I then realized that parents have land and labor! All I need to do is to introduce cocoa seedlings and they can do cocoa farming to earn money and support their children’s learning. The idea was a success and parents and community members took ownership. We raised and sold more than 4,000 seedlings and this income was used to build a permanent four-in-one classroom.

My passion is to help people learn new ideas and skills and generate income to sustain their livelihood. Whilst I teach, I also learn from them. More than being a classroom teacher, I find fulfilment and joy amongst ordinary people of all ages in remote communities in Papua New Guinea.

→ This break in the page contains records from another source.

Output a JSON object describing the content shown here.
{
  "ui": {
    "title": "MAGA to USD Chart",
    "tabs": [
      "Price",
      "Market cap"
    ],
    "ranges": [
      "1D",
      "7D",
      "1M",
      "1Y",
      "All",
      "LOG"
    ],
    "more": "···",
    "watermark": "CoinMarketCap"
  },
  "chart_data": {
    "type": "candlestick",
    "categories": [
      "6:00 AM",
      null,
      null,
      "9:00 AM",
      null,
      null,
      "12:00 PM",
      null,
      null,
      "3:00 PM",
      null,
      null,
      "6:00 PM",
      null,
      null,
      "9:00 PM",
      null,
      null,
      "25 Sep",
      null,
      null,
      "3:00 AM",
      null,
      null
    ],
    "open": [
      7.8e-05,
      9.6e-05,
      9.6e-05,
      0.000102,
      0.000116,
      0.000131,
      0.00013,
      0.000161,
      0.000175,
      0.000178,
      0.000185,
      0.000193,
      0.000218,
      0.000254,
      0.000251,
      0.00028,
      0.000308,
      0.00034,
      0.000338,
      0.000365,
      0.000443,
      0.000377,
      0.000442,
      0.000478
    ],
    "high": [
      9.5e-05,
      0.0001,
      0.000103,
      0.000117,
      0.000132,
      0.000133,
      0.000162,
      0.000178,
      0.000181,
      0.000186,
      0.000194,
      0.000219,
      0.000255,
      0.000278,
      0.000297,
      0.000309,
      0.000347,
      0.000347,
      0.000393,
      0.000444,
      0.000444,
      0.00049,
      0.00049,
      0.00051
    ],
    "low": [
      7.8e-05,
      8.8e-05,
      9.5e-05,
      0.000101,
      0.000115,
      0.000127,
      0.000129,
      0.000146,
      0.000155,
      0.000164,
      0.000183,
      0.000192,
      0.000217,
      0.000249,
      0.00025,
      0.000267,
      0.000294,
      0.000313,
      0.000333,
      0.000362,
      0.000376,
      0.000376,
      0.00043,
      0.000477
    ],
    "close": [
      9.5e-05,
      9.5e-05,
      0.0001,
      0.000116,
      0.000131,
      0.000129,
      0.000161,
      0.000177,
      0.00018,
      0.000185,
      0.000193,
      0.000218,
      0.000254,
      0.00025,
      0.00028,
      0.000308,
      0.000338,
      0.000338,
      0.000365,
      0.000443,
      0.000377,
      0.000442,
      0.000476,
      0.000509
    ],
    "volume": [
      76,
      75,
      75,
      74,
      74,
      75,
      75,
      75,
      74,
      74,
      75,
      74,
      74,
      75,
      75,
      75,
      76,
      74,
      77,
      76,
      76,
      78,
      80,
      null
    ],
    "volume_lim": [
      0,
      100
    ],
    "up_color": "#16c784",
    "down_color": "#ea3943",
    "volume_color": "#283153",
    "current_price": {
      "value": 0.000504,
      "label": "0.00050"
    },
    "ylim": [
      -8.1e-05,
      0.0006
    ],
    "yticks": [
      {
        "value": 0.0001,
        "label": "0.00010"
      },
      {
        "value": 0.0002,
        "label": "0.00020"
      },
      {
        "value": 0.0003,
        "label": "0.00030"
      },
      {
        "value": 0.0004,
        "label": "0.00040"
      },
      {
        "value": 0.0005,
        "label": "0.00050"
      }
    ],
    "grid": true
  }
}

That passion propelled me out of the classroom teaching and earn formal income to start my own school and teach children real life skills that help them in their lifetime.

Embarking on a novel project

One impact project I am currently embarking on is the cocoa industry in the Western Province of Papua New Guinea where it has never been grown before. I came from East Sepik Province of Papua New Guinea where cocoa is grown for more than 45 years now. I conducted an action research in the local communities only to find that cocoa trees have been growing well as fruit and ornament trees. Adamantly, I had to engage school children, parents and local communities to initiate cocoa project in the local community.

Training at QUT through Australia Awards

My graduate certificate training at QUT made possible by the funding and leading of Australia Awards PNG, particularly on the 21st century skills of creative thinking, critical thinking, communication and collaboration has just put me on the right spot to organize the people. Besides, the training helped me further the skills of leadership, innovation and entrepreneurship. People have so far attested to the initiative as foolproof workable solution for sustainability through cocoa revolution and are now carrying out field expansion on cocoa hectares. The local community has taken the initiative to nurse and plant their cocoa hectares. The next challenge will be conducting training on fermentation and quality control, before training the local community and looking for an export market so the project remains sustainable.

The best benefit in the near future is the income earning and enabling of their children to access quality STEM education which they may not have without the cocoa revolution. And that is the primary reason for sustainability.

The impact has opened the door that will never be closed.

Prepared for COVID-19

The COVID-19 pandemic has placed a demand on many aspects of life as we were not prepared for such calamity. Due to government restriction on travel within the local township and sub-urban centers, it has caused a stagnant cash flow in the community. During the lockdown periods, my studies at QUT campus were also disrupted and I had to travel back to my country, Papua New Guinea.

However, the course was delivered remotely. This has enabled me to do my course and also attend to the people in the community. I capitalized on the pandemic lockdowns to organize people to working on the cocoa plots. Based on my training, my plan shifted to teaching people on pandemic-prevention measures and being resilient.

My graduate certificate training has also given confidence to the wider community members, the donor agencies and the local government and politicians to support this idea of STEM education and the 21st century skills for adult population. It has further solidified the importance of STEM education and the cocoa projects amongst many other self-help supplementary school projects for learning and earning.

Going forward

I am now formulating a policy document for the local government to support STEM education as well as the cocoa revolution. The tailored training has further helped me customize training and leadership to the children, parents and the people in my community.

The impact has opened the door that will never be closed.











1 Comment

  1. Repsy Rocky Reply

    This is the way forward if we are thinking of having our children venture into science and technology. Great start and continue to build our human resource this type of service…I for one am interested to put my kids through this established school.

    I want to know the school fees and the application form if any for next year 2022.